O rap brasileiro está hoje em seu melhor momento. Tem muita coisa boa. Claro que quando a coisa fica grande assim, vem muita gente na onda, que não é do rap, que não sente a cultura. Mas é o preço que se paga. O rap é no mundo a música que mais vende, que mais toca, que toca as pessoas. Já faço rap há 30 anos. Antes, eu tinha uma ideia de que ele tinha que ser assim ou assado, tem que falar disso, tem que fazer desse jeito. Hoje, não acho mais isso. Acho que o rap tem que falar de tudo. É uma ferramenta tão simples e de fácil acesso que todo mundo que tem algo pra falar, tem que usar. Tá bonito ver o jeito que tá hoje, espalhado pelo mundo todo.
E como é ser um artista veterano do rap? É um gênero de muita rotatividade, nem todos conseguem ficar tanto tempo em evidência.

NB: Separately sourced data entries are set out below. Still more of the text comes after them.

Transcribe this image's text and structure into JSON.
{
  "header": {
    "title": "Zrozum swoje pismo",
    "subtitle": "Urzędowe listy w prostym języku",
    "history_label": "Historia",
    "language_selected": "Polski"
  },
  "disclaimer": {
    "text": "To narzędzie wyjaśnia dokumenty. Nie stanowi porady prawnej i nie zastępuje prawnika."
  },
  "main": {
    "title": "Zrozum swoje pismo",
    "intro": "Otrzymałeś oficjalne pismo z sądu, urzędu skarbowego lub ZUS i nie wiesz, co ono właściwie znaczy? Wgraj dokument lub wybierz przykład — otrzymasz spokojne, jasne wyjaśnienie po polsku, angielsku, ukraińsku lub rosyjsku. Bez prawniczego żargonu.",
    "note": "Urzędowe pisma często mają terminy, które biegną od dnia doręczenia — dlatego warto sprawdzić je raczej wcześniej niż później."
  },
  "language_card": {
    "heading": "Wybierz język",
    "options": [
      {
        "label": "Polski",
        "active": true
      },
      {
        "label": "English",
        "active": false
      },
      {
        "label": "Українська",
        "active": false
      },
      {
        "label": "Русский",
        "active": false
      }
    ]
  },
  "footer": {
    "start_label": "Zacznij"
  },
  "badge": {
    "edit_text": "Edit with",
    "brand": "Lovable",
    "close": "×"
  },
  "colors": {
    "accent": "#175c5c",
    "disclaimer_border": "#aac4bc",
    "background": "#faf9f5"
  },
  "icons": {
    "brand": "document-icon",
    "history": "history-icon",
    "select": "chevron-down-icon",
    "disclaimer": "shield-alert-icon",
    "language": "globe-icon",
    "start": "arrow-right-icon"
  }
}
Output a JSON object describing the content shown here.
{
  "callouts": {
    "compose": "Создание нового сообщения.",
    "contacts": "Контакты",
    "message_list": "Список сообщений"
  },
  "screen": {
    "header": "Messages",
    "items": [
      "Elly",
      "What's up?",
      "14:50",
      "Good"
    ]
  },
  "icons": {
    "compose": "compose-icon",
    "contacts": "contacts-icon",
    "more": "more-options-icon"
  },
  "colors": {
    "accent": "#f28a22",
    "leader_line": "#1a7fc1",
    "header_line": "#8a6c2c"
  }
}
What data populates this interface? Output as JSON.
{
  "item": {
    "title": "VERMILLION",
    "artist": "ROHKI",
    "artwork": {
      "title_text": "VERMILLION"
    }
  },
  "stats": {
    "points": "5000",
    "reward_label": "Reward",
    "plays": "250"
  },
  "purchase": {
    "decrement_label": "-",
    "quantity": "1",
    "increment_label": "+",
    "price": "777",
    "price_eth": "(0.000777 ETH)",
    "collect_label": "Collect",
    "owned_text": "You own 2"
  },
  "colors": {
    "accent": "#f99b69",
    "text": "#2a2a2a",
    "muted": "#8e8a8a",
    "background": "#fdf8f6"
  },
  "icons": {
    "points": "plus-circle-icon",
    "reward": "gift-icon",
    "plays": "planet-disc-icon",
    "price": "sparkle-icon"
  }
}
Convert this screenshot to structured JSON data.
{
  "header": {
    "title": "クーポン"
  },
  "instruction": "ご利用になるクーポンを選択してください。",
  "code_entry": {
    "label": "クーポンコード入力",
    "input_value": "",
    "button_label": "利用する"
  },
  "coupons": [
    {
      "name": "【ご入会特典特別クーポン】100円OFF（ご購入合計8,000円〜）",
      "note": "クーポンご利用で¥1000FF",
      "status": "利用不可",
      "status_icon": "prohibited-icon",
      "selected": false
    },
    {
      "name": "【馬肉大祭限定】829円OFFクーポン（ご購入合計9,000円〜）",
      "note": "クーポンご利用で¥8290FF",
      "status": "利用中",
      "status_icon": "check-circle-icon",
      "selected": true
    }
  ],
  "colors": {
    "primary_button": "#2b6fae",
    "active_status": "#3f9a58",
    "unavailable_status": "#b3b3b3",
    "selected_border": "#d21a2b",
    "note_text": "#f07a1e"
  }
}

O Gustavo Black Alien tem uma frase que é “O primeiro rapper da cidade/ poucos rappers dessa idade” (da música “Take Ten”, de Black Alien). Eu sou da segunda geração. Ah, não tem muito o que pensar, né? Eu escolhi isso pra fazer da minha vida, é isso que eu vou fazer. O rap me trouxe até aqui e é muito mais do que só cantar música, só fazer rima, é a maneira de se vestir, de se posicionar, de falar, o grave, o tênis. Pra mim, tudo faz parte dessa cultura. Eu espero ficar velhinho que nem o (Gilberto) Gil. Aliás, eu tenho tocado com ele nesses festivais, e é uma inspiração. Não faço trap, não faço rap da moda, a música que eu faço tem minha identidade, tem samba, música brasileira. Essa verdade fica. Como diz um parceiro: “Quando a verdade chega, a mentira se envergonha e sai da sala”. Essa verdade tá aí, é a música que vou fazer pro resto da minha vida.
Ser pai é muito legal, é uma oportunidade de reviver coisas que quando era mais jovem talvez não tivesse cabeça pra fazer.
Como tem sido ser pai de novo depois de tanto tempo? E como você se cuida física e mentalmente para encarar paternidade, carreira musical, e tudo mais aos 55 anos?
Bom, para começar, ser pai é muito legal, é uma oportunidade de reviver coisas que quando era mais jovem talvez não tivesse cabeça pra fazer. Esse momento com a minha filha está sendo muito interessante porque estou escrevendo coisas pra ela, fazendo coisas pra ela que acabam sendo para os outros filhos também. É uma grande oportunidade voltar pra esse lugar de ser pai de novo. Sobre cuidados, pra mim a alimentação é a coisa mais importante, cuidar do que eu como, de como eu faço. Sobre exercício, parei totalmente durante a pandemia, mas tô voltando agora aos poucos, fazendo três ou quatro vezes por semana, vou na academia, dou uma malhadinha, mas gosto de correr. Sou um cara muito inquieto, preciso sempre fazer coisas novas, tipo natação, dar umas pedaladas. Pra mim, isso de cuidar do corpo nunca foi muito normal, então eu preciso variar.